Sunday, November 25, 2007

Is EFCA undemocratic?

This is the propaganda that Corporate America and the Republican Party are taking to combat the EFCA -- that it's undemocratic. It's based on a two-prong naive premise that (1) the only way to have democracy is through a secret ballot election and (2) that a secret ballot election is democratic. It is a simple explanation and has the ring of a 8th grade civics lesson to it. However, the first prong is normative, not factual (and patently not true, IMO). Democracy can be had directly through public town-meeting like gatherings, through representative government via means of secret ballot elections, or through collaborative interactive processess (and those are only three possibilities). The second prong is empirical and simply depends on the context. The context for NLRB elections in this country is that management can intervene in union elections (in ways both legal and illegal) with almost no consequences. And more importantly, they actually do this -- and have been doing so as a matter of policy since the 1981 PATCO strike was busted. Workers are harassed and fired for supporting union drives every single day in order to influence voting. And where the union wins an election, the company files objections with the NLRB and stalls. Then, when the election is certified -- and if the workers haven't been scared or disspirited enough to change their minds -- companies refuse to negotiate a first contract (either outright or in good faith).

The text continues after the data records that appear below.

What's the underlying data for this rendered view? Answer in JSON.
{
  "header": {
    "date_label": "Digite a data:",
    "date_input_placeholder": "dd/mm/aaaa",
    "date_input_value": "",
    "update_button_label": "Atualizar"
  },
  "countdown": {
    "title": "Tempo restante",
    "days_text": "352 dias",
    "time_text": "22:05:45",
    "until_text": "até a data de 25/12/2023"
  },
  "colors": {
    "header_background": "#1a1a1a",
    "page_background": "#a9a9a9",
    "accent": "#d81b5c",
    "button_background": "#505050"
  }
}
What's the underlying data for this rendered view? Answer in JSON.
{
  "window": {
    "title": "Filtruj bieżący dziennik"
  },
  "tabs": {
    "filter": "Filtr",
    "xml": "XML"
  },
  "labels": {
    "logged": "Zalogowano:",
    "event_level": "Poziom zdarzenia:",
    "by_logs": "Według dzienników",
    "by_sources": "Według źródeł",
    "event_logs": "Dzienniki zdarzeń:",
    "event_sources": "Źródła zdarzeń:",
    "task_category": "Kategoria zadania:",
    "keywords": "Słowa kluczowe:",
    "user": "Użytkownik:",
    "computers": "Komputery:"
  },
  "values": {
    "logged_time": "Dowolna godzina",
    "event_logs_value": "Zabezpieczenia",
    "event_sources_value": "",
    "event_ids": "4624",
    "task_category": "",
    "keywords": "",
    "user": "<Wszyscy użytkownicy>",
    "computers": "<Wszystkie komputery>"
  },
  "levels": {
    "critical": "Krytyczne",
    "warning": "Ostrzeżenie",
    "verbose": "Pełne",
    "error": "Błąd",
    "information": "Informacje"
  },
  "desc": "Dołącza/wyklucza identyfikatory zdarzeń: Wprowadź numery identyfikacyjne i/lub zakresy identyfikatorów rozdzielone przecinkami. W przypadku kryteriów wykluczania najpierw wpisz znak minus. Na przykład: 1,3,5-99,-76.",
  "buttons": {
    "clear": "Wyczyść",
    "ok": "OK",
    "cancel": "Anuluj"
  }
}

Research in the past few years has demonstrated that a majority of American workers would join a union if they believed it was safe to do so. Yet, unions lose elections too often, and where they win only about 30% even result in a first contract. What is interesting (but certainly not surprising) is that the same people calling for elections at the workplace now are the ones (or the kinds of ones) who argue that workers should not even be bound by elections (the so-called right to work folks). Labor law orginially was enacted to protect the right to organize, but it is now used to deny workers the right to organize.

The EFCA will level the playing field by allowing workers to join a union without having to go through a process (which is hardly a fair election) in which the company continually threatens and attacks the workers and it will require companies to either come to a first contract in a timely manner or submit the matter to arbitration. And one last thing about card check allowing the union to pressure people into joining union -- the public manner of signing the card opens
workers to pressure by the employer just as much (if not more) than the union. It's a specious argument. But--and this may wait until after Nov 2008--we're going to win this one, and the labor movement is going to finally turn around.